A shocking diagnosis

While Donaldson wasn’t expecting much out of the procedure, the biopsy detected stage 1 lung cancer. “I was shocked,” Donaldson says. “I am a former smoker, but I quit at age 24. I had stopped smoking for 26 years before my lung cancer diagnosis.”

Donaldson says she had a “fairly large” tumor and it was removed, along with two-thirds of her right lung. She had chemotherapy as well, “for good measure” and has been cancer-free ever since.

Facing a stigma

Donaldson says she has repeatedly faced the stigma of being a former smoker who had lung cancer. “Within an hour of being told by the pulmonologist that I had lung cancer, I returned to my university,” she says. “I shared my diagnosis with my professor and the first thing he said was, ‘Oh, did you smoke?’ It felt like a kick in the teeth.”

Donaldson says she’s heard that question “thousands of times” since her diagnosis. “Not only is it insensitive, but this stigma leads to a lack of research funding,” she says.

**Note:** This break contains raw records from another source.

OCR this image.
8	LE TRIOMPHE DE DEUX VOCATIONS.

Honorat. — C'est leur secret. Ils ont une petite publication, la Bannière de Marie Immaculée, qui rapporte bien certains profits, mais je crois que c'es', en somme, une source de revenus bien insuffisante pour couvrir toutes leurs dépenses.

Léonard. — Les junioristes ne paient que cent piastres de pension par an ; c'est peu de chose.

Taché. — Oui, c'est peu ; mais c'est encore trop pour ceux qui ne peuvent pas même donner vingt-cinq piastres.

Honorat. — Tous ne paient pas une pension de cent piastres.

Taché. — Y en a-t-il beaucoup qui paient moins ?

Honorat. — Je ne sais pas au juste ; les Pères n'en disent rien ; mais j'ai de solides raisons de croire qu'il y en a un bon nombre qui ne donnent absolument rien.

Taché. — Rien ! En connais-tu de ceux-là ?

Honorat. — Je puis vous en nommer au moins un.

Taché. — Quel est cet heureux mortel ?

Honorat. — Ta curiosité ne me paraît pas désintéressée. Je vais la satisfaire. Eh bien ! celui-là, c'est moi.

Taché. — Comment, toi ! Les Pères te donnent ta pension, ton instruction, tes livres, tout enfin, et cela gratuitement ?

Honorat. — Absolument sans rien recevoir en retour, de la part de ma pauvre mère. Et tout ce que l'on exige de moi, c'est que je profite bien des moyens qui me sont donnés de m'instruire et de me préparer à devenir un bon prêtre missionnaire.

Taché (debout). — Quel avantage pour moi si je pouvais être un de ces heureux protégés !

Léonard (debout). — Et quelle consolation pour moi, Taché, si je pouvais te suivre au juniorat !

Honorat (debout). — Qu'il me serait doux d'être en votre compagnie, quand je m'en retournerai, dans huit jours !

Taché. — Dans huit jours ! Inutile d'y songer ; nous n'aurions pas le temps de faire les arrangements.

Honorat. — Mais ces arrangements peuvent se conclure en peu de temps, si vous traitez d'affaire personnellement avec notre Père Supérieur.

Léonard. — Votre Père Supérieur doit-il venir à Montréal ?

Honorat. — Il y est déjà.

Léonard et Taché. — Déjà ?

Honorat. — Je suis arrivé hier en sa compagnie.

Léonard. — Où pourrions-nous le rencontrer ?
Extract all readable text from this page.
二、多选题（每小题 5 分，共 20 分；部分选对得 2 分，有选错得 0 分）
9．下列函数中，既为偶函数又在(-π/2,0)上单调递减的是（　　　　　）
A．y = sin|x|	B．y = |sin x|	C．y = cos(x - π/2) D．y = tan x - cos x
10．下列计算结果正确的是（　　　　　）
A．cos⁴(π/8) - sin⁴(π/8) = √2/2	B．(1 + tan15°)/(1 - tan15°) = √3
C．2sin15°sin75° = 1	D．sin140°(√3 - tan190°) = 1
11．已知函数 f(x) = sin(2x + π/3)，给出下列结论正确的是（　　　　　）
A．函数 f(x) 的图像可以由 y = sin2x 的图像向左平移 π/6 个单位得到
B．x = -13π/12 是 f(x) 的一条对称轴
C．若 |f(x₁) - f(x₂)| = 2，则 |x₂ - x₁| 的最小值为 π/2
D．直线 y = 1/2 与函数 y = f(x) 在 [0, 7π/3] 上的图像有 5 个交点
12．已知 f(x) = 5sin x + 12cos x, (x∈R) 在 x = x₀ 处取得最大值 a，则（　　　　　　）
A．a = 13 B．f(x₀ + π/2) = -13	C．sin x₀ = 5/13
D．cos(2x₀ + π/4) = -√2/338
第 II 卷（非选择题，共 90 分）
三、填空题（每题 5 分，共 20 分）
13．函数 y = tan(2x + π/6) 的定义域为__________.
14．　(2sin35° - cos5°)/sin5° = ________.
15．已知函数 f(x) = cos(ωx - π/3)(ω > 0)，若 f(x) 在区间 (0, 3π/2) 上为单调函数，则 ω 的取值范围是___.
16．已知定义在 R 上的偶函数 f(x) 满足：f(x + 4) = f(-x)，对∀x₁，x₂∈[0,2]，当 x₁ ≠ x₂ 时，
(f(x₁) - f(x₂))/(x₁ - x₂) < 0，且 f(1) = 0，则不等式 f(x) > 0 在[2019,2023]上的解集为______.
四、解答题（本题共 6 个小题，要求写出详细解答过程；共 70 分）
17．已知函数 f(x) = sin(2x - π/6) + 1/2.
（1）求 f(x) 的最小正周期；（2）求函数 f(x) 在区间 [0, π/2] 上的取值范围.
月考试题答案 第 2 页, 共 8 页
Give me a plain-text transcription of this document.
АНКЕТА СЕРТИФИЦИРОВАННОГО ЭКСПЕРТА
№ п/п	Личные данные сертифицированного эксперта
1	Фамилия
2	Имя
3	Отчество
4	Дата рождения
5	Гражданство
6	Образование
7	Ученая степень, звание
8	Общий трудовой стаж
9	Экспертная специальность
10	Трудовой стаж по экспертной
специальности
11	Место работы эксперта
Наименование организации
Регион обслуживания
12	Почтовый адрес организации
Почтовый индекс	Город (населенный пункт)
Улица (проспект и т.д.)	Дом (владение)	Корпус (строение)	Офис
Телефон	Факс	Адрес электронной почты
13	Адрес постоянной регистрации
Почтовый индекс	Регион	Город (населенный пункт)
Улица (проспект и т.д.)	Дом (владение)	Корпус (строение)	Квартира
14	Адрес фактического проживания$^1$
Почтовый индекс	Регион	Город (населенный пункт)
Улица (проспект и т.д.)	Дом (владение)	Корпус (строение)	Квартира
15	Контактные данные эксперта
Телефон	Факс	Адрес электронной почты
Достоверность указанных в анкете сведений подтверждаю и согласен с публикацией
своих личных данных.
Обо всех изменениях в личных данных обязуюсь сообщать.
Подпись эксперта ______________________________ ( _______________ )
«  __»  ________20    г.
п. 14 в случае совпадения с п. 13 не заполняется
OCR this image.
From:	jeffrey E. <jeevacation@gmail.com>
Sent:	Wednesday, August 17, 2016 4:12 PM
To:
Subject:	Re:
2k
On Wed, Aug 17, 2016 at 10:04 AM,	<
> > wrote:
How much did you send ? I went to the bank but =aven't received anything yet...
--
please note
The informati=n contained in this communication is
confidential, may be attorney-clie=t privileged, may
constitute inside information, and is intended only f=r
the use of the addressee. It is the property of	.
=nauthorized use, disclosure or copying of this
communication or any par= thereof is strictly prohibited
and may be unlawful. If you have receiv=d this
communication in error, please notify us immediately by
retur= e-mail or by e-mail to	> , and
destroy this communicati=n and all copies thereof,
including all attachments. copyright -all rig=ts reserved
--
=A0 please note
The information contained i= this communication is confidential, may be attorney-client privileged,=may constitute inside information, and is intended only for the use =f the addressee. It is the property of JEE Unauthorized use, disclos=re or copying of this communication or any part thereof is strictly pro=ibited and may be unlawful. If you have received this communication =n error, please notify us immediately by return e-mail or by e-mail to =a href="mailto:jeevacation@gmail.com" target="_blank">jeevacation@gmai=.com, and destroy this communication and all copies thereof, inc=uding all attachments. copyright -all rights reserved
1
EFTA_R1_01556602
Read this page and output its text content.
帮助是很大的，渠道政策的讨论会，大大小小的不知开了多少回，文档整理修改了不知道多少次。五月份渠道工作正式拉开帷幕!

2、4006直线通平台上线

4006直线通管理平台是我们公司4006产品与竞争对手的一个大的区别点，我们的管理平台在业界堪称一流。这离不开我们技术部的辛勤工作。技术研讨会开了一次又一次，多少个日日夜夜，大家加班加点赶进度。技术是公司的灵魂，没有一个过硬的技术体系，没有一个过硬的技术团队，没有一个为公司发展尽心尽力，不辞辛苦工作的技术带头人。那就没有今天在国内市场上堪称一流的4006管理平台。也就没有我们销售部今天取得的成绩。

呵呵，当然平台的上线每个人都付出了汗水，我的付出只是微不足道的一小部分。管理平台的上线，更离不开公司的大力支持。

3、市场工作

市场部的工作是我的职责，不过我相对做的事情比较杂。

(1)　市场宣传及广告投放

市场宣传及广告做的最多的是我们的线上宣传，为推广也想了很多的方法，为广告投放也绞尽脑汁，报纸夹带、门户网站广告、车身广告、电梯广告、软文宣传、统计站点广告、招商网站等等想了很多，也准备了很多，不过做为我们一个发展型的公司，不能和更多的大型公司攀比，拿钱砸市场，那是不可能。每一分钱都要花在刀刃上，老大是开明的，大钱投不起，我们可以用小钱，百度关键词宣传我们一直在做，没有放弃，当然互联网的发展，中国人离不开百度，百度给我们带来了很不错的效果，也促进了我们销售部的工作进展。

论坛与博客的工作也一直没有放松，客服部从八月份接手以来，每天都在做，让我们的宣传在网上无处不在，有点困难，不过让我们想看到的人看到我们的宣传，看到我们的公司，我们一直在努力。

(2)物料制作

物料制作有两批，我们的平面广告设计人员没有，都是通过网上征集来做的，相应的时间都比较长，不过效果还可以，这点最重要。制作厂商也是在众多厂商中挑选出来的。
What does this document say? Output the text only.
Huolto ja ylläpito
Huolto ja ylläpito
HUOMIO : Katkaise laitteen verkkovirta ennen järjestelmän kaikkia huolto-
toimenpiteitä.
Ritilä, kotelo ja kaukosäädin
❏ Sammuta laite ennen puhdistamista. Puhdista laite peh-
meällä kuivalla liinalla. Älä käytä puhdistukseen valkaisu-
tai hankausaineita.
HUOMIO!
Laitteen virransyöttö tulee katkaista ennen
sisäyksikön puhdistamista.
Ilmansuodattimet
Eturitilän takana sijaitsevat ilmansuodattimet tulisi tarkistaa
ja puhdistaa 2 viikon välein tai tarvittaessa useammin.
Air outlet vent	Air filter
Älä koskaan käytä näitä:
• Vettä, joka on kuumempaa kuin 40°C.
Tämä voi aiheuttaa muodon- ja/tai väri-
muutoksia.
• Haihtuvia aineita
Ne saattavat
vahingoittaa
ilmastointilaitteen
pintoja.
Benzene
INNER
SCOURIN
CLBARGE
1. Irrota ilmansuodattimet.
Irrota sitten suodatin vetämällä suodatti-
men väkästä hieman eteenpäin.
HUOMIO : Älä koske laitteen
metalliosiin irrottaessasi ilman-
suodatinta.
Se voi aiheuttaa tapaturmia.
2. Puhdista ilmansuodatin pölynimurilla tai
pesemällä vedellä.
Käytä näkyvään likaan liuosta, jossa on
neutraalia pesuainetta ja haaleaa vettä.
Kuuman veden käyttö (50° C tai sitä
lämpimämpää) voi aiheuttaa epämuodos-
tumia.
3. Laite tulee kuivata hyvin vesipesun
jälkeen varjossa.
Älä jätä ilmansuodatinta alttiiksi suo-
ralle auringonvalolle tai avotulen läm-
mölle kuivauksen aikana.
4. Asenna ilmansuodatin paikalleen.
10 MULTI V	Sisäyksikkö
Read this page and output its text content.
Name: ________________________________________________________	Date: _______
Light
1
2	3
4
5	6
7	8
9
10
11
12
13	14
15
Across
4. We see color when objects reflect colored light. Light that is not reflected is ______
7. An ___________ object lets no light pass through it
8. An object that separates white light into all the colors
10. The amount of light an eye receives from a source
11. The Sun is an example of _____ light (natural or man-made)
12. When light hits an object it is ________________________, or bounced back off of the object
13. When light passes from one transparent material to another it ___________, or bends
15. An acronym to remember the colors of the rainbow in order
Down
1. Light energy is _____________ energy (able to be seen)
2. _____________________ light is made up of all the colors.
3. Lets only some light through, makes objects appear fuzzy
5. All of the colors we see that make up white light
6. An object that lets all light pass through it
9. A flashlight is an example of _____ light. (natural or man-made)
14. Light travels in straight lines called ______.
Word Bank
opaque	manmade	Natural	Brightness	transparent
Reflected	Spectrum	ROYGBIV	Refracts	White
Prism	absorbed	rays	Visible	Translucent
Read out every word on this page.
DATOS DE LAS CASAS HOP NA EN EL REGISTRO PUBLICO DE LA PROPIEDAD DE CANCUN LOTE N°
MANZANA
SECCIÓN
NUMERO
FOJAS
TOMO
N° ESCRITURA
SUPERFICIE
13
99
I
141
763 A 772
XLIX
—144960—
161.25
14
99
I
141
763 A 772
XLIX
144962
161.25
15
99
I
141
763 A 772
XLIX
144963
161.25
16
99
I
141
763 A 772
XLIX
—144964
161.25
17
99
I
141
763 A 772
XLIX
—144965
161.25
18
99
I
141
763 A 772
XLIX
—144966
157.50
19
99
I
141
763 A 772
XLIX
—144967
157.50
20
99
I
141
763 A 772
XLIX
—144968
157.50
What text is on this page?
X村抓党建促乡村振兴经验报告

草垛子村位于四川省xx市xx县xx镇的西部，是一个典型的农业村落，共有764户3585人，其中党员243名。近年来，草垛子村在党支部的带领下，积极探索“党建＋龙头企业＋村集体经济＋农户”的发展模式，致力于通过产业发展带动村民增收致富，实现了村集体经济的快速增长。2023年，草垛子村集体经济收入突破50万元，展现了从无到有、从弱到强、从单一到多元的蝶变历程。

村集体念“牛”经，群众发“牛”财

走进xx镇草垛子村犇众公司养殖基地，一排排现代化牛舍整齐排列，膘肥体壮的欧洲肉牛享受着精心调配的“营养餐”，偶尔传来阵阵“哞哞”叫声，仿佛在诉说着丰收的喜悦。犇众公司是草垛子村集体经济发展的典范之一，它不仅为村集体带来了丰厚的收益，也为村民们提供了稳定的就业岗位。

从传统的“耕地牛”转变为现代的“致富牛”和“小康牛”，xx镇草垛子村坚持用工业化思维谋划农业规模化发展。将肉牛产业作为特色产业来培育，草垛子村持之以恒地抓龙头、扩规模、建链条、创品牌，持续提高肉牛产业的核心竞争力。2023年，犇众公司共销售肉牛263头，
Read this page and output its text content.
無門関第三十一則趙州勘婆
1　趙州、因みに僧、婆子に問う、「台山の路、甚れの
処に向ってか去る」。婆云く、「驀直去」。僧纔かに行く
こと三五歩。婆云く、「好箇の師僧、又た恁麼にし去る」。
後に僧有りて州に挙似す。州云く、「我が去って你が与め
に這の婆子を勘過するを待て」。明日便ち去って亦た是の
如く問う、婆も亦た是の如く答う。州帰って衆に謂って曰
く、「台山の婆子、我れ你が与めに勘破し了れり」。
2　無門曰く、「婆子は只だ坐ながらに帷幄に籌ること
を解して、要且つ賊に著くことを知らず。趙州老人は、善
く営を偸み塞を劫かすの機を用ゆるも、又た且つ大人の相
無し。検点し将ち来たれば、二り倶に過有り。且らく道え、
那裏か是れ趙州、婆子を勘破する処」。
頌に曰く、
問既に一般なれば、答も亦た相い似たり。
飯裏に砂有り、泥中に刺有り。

Donaldson says doctors don’t actually know what caused her lung cancer. “It might have been caused by smoking, but it may have been something else,” she says. While Donaldson says these questions are, “no longer offensive,” she uses them as an opportunity to educate people about lung cancer.

“Now, I say, ‘As a matter of fact, I did smoke and I quit 26 years before my diagnosis,’” she says. “No one deserves lung cancer. They deserve compassion and treatment.”

Moving forward

Now, Donaldson has her own non-profit organization, called the LiveLung, which supports the Environmental Protection Agency’s work of warning the public about the natural, radioactive gas radon. (Radon is the second leading cause of lung cancer, according to the American Cancer Society.)

“Overall, we’re trying to dispel the stigma of having lung cancer, because it does damage on every possible level,” Donaldson says.

She isn’t currently in treatment but she has scans of her lungs done once a year. “So far, everything looks good,” she says. While Donaldson says she feels good overall, she can’t breathe as well as she did in the past. “My lung capacity has been reduced by 40 percent,” she says. “But I do what I want to do.”